COULD a white knight with passion for railway be the final solution to help revive national railway company Keretapi Tanah Melayu Bhd (KTMB)?
The government-owned railway company has been spending significant sums on network improvements but it has yet to make reasonable profits.
KTMB, which is involved in freight, inter-city and commuter train services, among others, has been bleeding red ink since it was corporatised in August 1992.
It did make a net profit of RM9 million to RM15 million from 1993 to 1995 but later sank into the red.
The government feels privatisation is a way to tackle KTMB's debts; the national rail operator had RM1.45 billion in cumulative net losses up until 2008.
In 2011 alone, the losses were almost RM200 million, attributed to high operating cost, low passenger and cargo fares and a drop in the cargo business.
Business Times reported recently that KTMB will need RM7 billion for upgrading and maintenance of infrastructure and rolling stocks and to fund the operation costs to churn it back to profitability.
KTMB's historical rail timeline dates back to 1869. The first attempt to lay tracks, made by timber, was from Johor Baru to Gunung Pulai (32.1km). The Kuala Lumpur railway station was opened in 1886. From 1900 and 1950, tracks were laid nationwide.

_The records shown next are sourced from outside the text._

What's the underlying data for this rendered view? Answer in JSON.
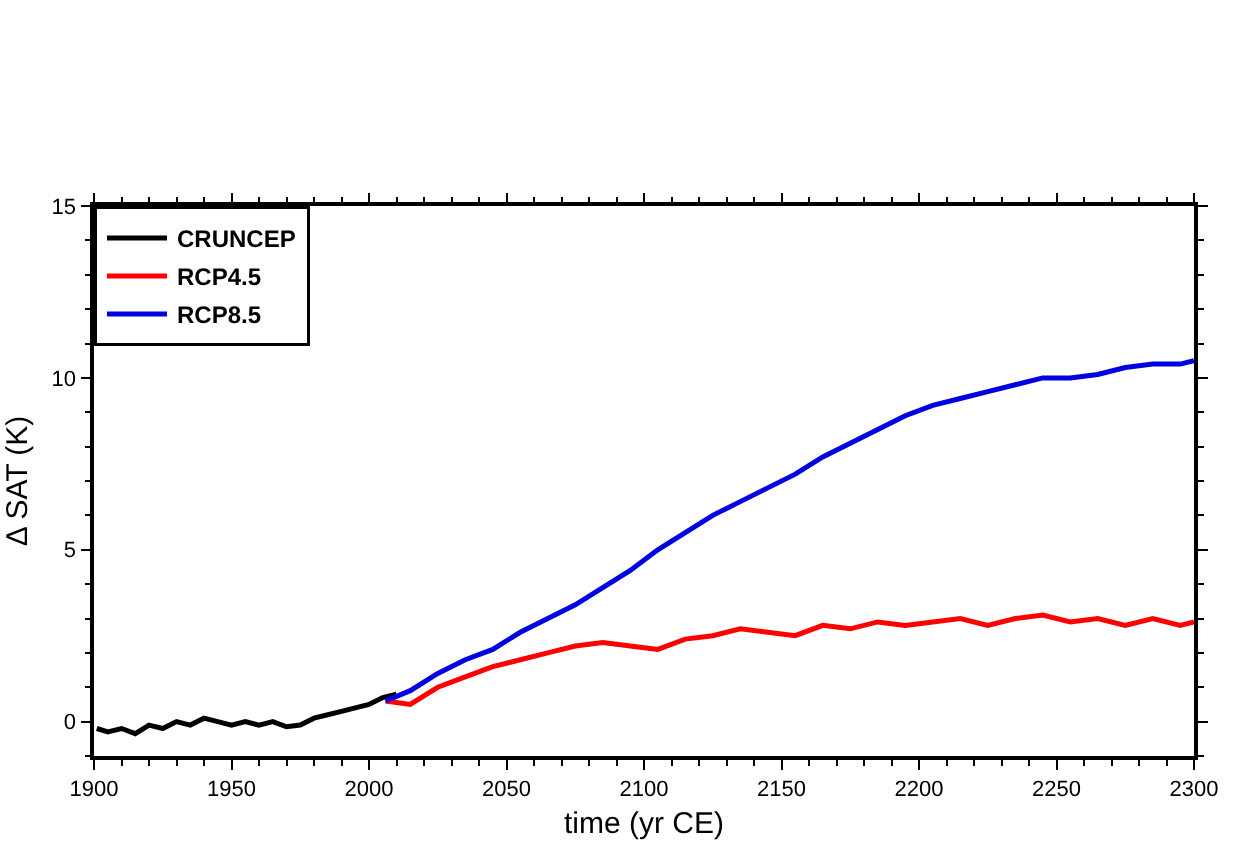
{
  "chart_data": {
    "type": "line",
    "xlabel": "time (yr CE)",
    "ylabel": "Δ SAT (K)",
    "xlim": [
      1900,
      2300
    ],
    "xticks": [
      1900,
      1950,
      2000,
      2050,
      2100,
      2150,
      2200,
      2250,
      2300
    ],
    "ylim": [
      -1,
      15
    ],
    "yticks": [
      0,
      5,
      10,
      15
    ],
    "grid": false,
    "legend": "top left",
    "marker": "none",
    "line_style": "solid",
    "series": [
      {
        "name": "CRUNCEP",
        "color": "#000000",
        "x": [
          1901,
          1905,
          1910,
          1915,
          1920,
          1925,
          1930,
          1935,
          1940,
          1945,
          1950,
          1955,
          1960,
          1965,
          1970,
          1975,
          1980,
          1985,
          1990,
          1995,
          2000,
          2005,
          2010
        ],
        "values": [
          -0.2,
          -0.3,
          -0.2,
          -0.35,
          -0.1,
          -0.2,
          0.0,
          -0.1,
          0.1,
          0.0,
          -0.1,
          0.0,
          -0.1,
          0.0,
          -0.15,
          -0.1,
          0.1,
          0.2,
          0.3,
          0.4,
          0.5,
          0.7,
          0.8
        ]
      },
      {
        "name": "RCP4.5",
        "color": "#ff0000",
        "x": [
          2006,
          2015,
          2025,
          2035,
          2045,
          2055,
          2065,
          2075,
          2085,
          2095,
          2105,
          2115,
          2125,
          2135,
          2145,
          2155,
          2165,
          2175,
          2185,
          2195,
          2205,
          2215,
          2225,
          2235,
          2245,
          2255,
          2265,
          2275,
          2285,
          2295,
          2300
        ],
        "values": [
          0.6,
          0.5,
          1.0,
          1.3,
          1.6,
          1.8,
          2.0,
          2.2,
          2.3,
          2.2,
          2.1,
          2.4,
          2.5,
          2.7,
          2.6,
          2.5,
          2.8,
          2.7,
          2.9,
          2.8,
          2.9,
          3.0,
          2.8,
          3.0,
          3.1,
          2.9,
          3.0,
          2.8,
          3.0,
          2.8,
          2.9
        ]
      },
      {
        "name": "RCP8.5",
        "color": "#0000e0",
        "x": [
          2006,
          2015,
          2025,
          2035,
          2045,
          2055,
          2065,
          2075,
          2085,
          2095,
          2105,
          2115,
          2125,
          2135,
          2145,
          2155,
          2165,
          2175,
          2185,
          2195,
          2205,
          2215,
          2225,
          2235,
          2245,
          2255,
          2265,
          2275,
          2285,
          2295,
          2300
        ],
        "values": [
          0.6,
          0.9,
          1.4,
          1.8,
          2.1,
          2.6,
          3.0,
          3.4,
          3.9,
          4.4,
          5.0,
          5.5,
          6.0,
          6.4,
          6.8,
          7.2,
          7.7,
          8.1,
          8.5,
          8.9,
          9.2,
          9.4,
          9.6,
          9.8,
          10.0,
          10.0,
          10.1,
          10.3,
          10.4,
          10.4,
          10.5
        ]
      }
    ]
  }
}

In 1948, Malayan Railway Administration (MAR) was created under The Malayan Railway Ordinance 1948 to manage railways previously managed by the states under FMS Railway. MAR was renamed as Keretapi Tanah Melayu.

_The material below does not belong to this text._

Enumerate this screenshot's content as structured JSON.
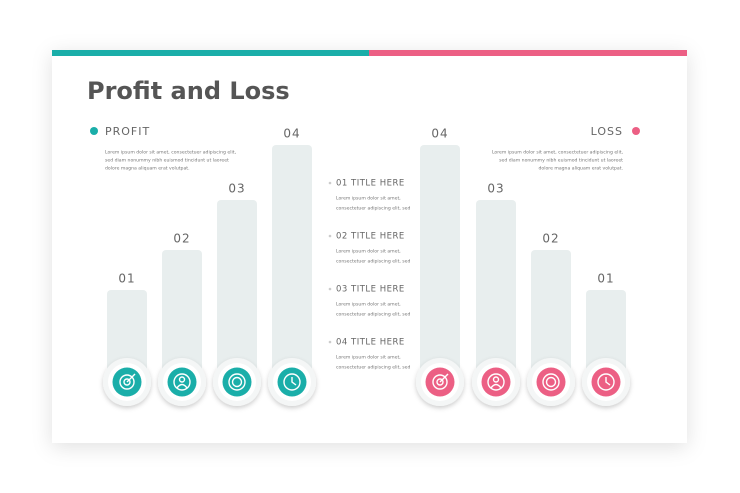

Between 1997 and 2003, several companies came up with plans to re-privatise KTMB. They included Renong Group and MMC-Gamuda. The government shelved the plan as it was not financially viable.
In late 2011, MMC, controlled by Malaysia's eighth richest man Tan Sri Syed Mokthar Albukhary, confirmed a Business Times report on its plan to pump RM1 billion and take over KTMB's operations.
Industry observers believe MMC had something up its sleeve as KTMB is the only missing link in their journey to have a complete logistics network here.
MMC operates Senai International Airport and Port of Tanjung Pelepas in Johor, and Penang port.
"If MMC gets KTMB, it will void the gap between the ports and airport.
"We think that MMC is not just keen on KTMB's operations but also the land housing the KTM head office and railway station," they said.
MMC group managing director Datuk Hasni Harun said last year that besides tapping new opportunities, including ridership, cargo and freight, there will be synergy between MMC's own port operations and KTMB's train services.
Business Times reported recently that Global Rail Sdn Bhd plans to invest RM1 billion with its foreign partners, which include Bombardier Transportation Switzerland AG and China Railway Corp, to re-engineer KTMB without privatisation.
Global Rail is owned by Fan Boon Heng, who previously headed ABB Daimler-Benz Transportation and later Balfour Beatty Rail Sdn Bhd for 20 years. Former KTMB managing director Datuk Mohd Salleh Abdullah is now Global Rail chairman.
The company's proposal includes operation lease of rolling stocks, maintenance of the railway infrastructure and refurbishment of existing electric multiple units.
It seems that Global Rail's proposal is in line with the current KTMB management thoughts, which has the support from the Railway Union of Malaya and senior officials.
Whether Global Rail could be the only white knight to rescue KTMB is left to be seen.